Say what you will about film v. digital.  I love them both, I think they both have their place, and I think that every photographer should use both to at least some extent.   Even if you are die-hard 100% “digital is superiour to film in every way”, the “creative experience” of film is very different than digital.  It makes you shoot in a different way, think in a different way, see in a different way.  Not better, not worse, just different.  And that in my opinion is one of the great “creativity juicers” that we get.   So if you are in a creative rut, try it out.  Grab a holga and a few rolls of black and white 120 film ($30-40 bucks) and some diafine, and shoot some blurry, light-leaky, distorted, streaky, vignetted, *beautiful* frames.   Guaranteed to cure what ails ya!

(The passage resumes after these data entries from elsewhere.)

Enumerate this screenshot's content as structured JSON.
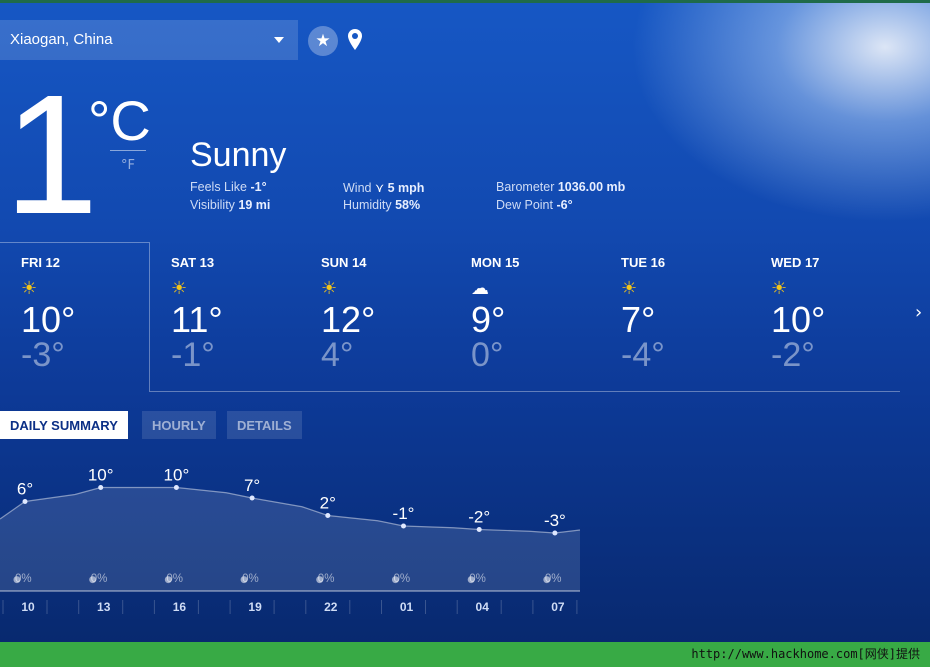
{
  "location": {
    "name": "Xiaogan, China"
  },
  "current": {
    "temp": "1",
    "unit_c": "°C",
    "unit_f": "°F",
    "condition": "Sunny",
    "feels_like_label": "Feels Like",
    "feels_like": "-1°",
    "visibility_label": "Visibility",
    "visibility": "19 mi",
    "wind_label": "Wind",
    "wind": "5 mph",
    "humidity_label": "Humidity",
    "humidity": "58%",
    "barometer_label": "Barometer",
    "barometer": "1036.00 mb",
    "dew_label": "Dew Point",
    "dew": "-6°"
  },
  "forecast": [
    {
      "day": "FRI 12",
      "icon": "sunny",
      "hi": "10°",
      "lo": "-3°"
    },
    {
      "day": "SAT 13",
      "icon": "sunny",
      "hi": "11°",
      "lo": "-1°"
    },
    {
      "day": "SUN 14",
      "icon": "sunny",
      "hi": "12°",
      "lo": "4°"
    },
    {
      "day": "MON 15",
      "icon": "cloudy",
      "hi": "9°",
      "lo": "0°"
    },
    {
      "day": "TUE 16",
      "icon": "sunny",
      "hi": "7°",
      "lo": "-4°"
    },
    {
      "day": "WED 17",
      "icon": "sunny",
      "hi": "10°",
      "lo": "-2°"
    }
  ],
  "tabs": [
    "DAILY SUMMARY",
    "HOURLY",
    "DETAILS"
  ],
  "chart_data": {
    "type": "area",
    "x": [
      "10",
      "13",
      "16",
      "19",
      "22",
      "01",
      "04",
      "07"
    ],
    "values": [
      6,
      10,
      10,
      7,
      2,
      -1,
      -2,
      -3
    ],
    "labels": [
      "6°",
      "10°",
      "10°",
      "7°",
      "2°",
      "-1°",
      "-2°",
      "-3°"
    ],
    "precip": [
      "0%",
      "0%",
      "0%",
      "0%",
      "0%",
      "0%",
      "0%",
      "0%"
    ]
  },
  "watermark": "http://www.hackhome.com[网侠]提供"
}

All shot with the holga,  Ilford HP5+ film, processed in Diafine:

Philadelphia, Old and New

Independence Hall

At the Beach

Adrift on a sea of clouds

Liftoff

For a long time, pretty much any advanced amateur/pro photographer carrying a dslr would eventually and inevitably be confronted with the question “Wow, how many megapixels is that?”  You can’t fault them for asking though – we had all gotten used to the marketers pushing the megapixel count as a measure of a camera’s quality.  You can’t really fault the marketers either – pixel count was an easy way of answering “why should I buy camera X over Y” to the consumer (certainly a lot easier than trying to explain the nuances of dynamic range, chromatic abberation & flare control, lens aperture etc…)  Of course, most folks “in the know” realized that there was *far* more to image quality than pixel count.   Nevertheless to the chagrin of most pros and enthusiasts the pixel count (and density) kept getting higher and higher…   Until now?

In the rapidly shifting world of camera technology, maybe consumer sentiment is coming around – when a blog as big as gizmondo explains why “more megapixels aren’t better” you gotta figure that people are noticing.  This combined with a number of recent compact camera launches trimming back their pixel count in favor of better low light performance… and then Olympus declares their complete withdrawl from the megapixel race altogether, setting the max for their SLRs at 12mp!

Could this be a renniasance in camera design?  With innovative camera designs like the G1, and sensors like the new Fuji EXR sensor (eschewing pixel count for improved dynamic range using pixel binning) it may just be that a whole new world is opening up in the digital camera arena.  Personally I’m looking forward to every bit of it!